LIVERPOOL striker Luis Suarez has admitted deliberately "falling" in an attempt to win a penalty against Stoke earlier this season.
However, he insisted the criticism he received for his controversial goal against Mansfield was unjust, and claimed foreigners - particularly South Americans - were treated differently to British and Irish players in the Premier League.
Not for the first time during his stint in England, Suarez came under fire after going down theatrically in the penalty area during October's goalless home draw against Stoke.
Although no spot-kick was given, Potters boss Tony Pulis called the Uruguay forward "an embarrassment" after the match. Jim Boyce, FIFA vice-president, later described Suarez's dive as "nothing less than cheating", adding that simulation was a "cancer" in the game.
Suarez has now admitted "falling" in a bid to win a penalty, telling Fox Sports Argentina: "Football is like that. Sometimes you do things on the field that later you think 'why the hell did I do that?'
"I was accused of falling inside the box in a match, and it's true I did it that time, because we were drawing against Stoke at home and we needed anything to win it.
"But after that everybody jumped out to talk - the Stoke coach, and the Everton coach... I understood that the name Suarez sells (papers)."
Suarez was back in the spotlight recently following his winning goal against Mansfield in the FA Cup third round, with questions arising over whether the 25-year-old had deliberately handled the ball in the build-up or whether it was accidental.
He said: "The other day a ball hit my hand with no intention at all, and everybody criticised me because I kissed my wrist. Suarez sells.
"That's why they also talk about Suarez having a chat in secret with (Sebastian) Coates in front of (Steven) Gerrard. They make up anything. Everybody should do what they have to do, to talk about football and not anything else."
Suarez also believes foreign players are treated differently in England.
He said: "It's tough. As Carlitos (Carlos Tevez) and Kun (Sergio Aguero) said, the foreigners, and even more the South Americans, receive different treatment than the local ones.
"It's a cultural thing. They have different behaviours. What we have to do is play football, do what we know, what we've always desired. We fought to be here, and suffered a lot to be here. We shouldn't listen to any nonsense they say now."
Meanwhile, Suarez insisted his conscience was "completely calm" following the race row with Manchester United's Patrice Evra, which saw the Uruguayan banned for eight games and fined £40,000, and reiterated his claim that the Red Devils controlled the media.
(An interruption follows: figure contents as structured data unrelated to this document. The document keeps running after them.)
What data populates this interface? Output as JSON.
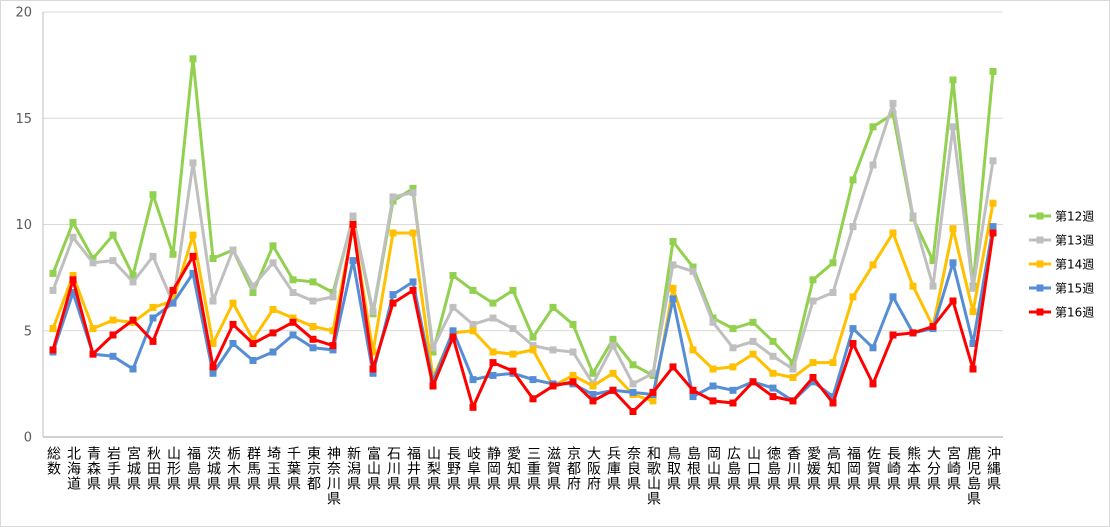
{
  "chart_data": {
    "type": "line",
    "categories": [
      "総数",
      "北海道",
      "青森県",
      "岩手県",
      "宮城県",
      "秋田県",
      "山形県",
      "福島県",
      "茨城県",
      "栃木県",
      "群馬県",
      "埼玉県",
      "千葉県",
      "東京都",
      "神奈川県",
      "新潟県",
      "富山県",
      "石川県",
      "福井県",
      "山梨県",
      "長野県",
      "岐阜県",
      "静岡県",
      "愛知県",
      "三重県",
      "滋賀県",
      "京都府",
      "大阪府",
      "兵庫県",
      "奈良県",
      "和歌山県",
      "鳥取県",
      "島根県",
      "岡山県",
      "広島県",
      "山口県",
      "徳島県",
      "香川県",
      "愛媛県",
      "高知県",
      "福岡県",
      "佐賀県",
      "長崎県",
      "熊本県",
      "大分県",
      "宮崎県",
      "鹿児島県",
      "沖縄県"
    ],
    "series": [
      {
        "name": "第12週",
        "color": "#92D050",
        "values": [
          7.7,
          10.1,
          8.4,
          9.5,
          7.6,
          11.4,
          8.6,
          17.8,
          8.4,
          8.8,
          6.8,
          9.0,
          7.4,
          7.3,
          6.8,
          10.3,
          5.8,
          11.1,
          11.7,
          4.0,
          7.6,
          6.9,
          6.3,
          6.9,
          4.7,
          6.1,
          5.3,
          3.0,
          4.6,
          3.4,
          2.9,
          9.2,
          8.0,
          5.6,
          5.1,
          5.4,
          4.5,
          3.5,
          7.4,
          8.2,
          12.1,
          14.6,
          15.2,
          10.3,
          8.3,
          16.8,
          7.1,
          17.2
        ]
      },
      {
        "name": "第13週",
        "color": "#BFBFBF",
        "values": [
          6.9,
          9.4,
          8.2,
          8.3,
          7.3,
          8.5,
          6.3,
          12.9,
          6.4,
          8.8,
          7.1,
          8.2,
          6.8,
          6.4,
          6.6,
          10.4,
          5.9,
          11.3,
          11.5,
          4.2,
          6.1,
          5.3,
          5.6,
          5.1,
          4.3,
          4.1,
          4.0,
          2.5,
          4.3,
          2.5,
          3.0,
          8.1,
          7.8,
          5.4,
          4.2,
          4.5,
          3.8,
          3.2,
          6.4,
          6.8,
          9.9,
          12.8,
          15.7,
          10.4,
          7.1,
          14.6,
          7.0,
          13.0
        ]
      },
      {
        "name": "第14週",
        "color": "#FFC000",
        "values": [
          5.1,
          7.6,
          5.1,
          5.5,
          5.4,
          6.1,
          6.4,
          9.5,
          4.4,
          6.3,
          4.6,
          6.0,
          5.6,
          5.2,
          5.0,
          9.9,
          4.0,
          9.6,
          9.6,
          2.8,
          4.9,
          5.0,
          4.0,
          3.9,
          4.1,
          2.4,
          2.9,
          2.4,
          3.0,
          2.0,
          1.7,
          7.0,
          4.1,
          3.2,
          3.3,
          3.9,
          3.0,
          2.8,
          3.5,
          3.5,
          6.6,
          8.1,
          9.6,
          7.1,
          5.2,
          9.8,
          5.9,
          11.0
        ]
      },
      {
        "name": "第15週",
        "color": "#558ED5",
        "values": [
          4.0,
          6.8,
          3.9,
          3.8,
          3.2,
          5.6,
          6.3,
          7.7,
          3.0,
          4.4,
          3.6,
          4.0,
          4.8,
          4.2,
          4.1,
          8.3,
          3.0,
          6.7,
          7.3,
          2.6,
          5.0,
          2.7,
          2.9,
          3.0,
          2.7,
          2.5,
          2.5,
          2.0,
          2.2,
          2.1,
          2.0,
          6.5,
          1.9,
          2.4,
          2.2,
          2.6,
          2.3,
          1.7,
          2.6,
          1.9,
          5.1,
          4.2,
          6.6,
          4.9,
          5.1,
          8.2,
          4.4,
          9.9
        ]
      },
      {
        "name": "第16週",
        "color": "#FF0000",
        "values": [
          4.1,
          7.4,
          3.9,
          4.8,
          5.5,
          4.5,
          6.9,
          8.5,
          3.3,
          5.3,
          4.4,
          4.9,
          5.4,
          4.6,
          4.3,
          10.0,
          3.2,
          6.3,
          6.9,
          2.4,
          4.7,
          1.4,
          3.5,
          3.1,
          1.8,
          2.4,
          2.6,
          1.7,
          2.2,
          1.2,
          2.1,
          3.3,
          2.2,
          1.7,
          1.6,
          2.6,
          1.9,
          1.7,
          2.8,
          1.6,
          4.4,
          2.5,
          4.8,
          4.9,
          5.2,
          6.4,
          3.2,
          9.6
        ]
      }
    ],
    "ylim": [
      0,
      20
    ],
    "yticks": [
      0,
      5,
      10,
      15,
      20
    ],
    "grid": true,
    "legend": "right"
  }
}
"If someone comes to me and insults me, saying I'm South American, I won't start to cry," he added. "It's something that happens on the field - football things. My conscience is completely calm.
"As I said, United handle the press here. They have a lot of power and they always help them. If I listen to what the people say, I wouldn't be here or play football. If I listen what one or another says, it's very tough.
"I don't forget that I have a family and a daughter, and, no matter what happens during the day, when I get home I have a huge happiness and nothing else matters."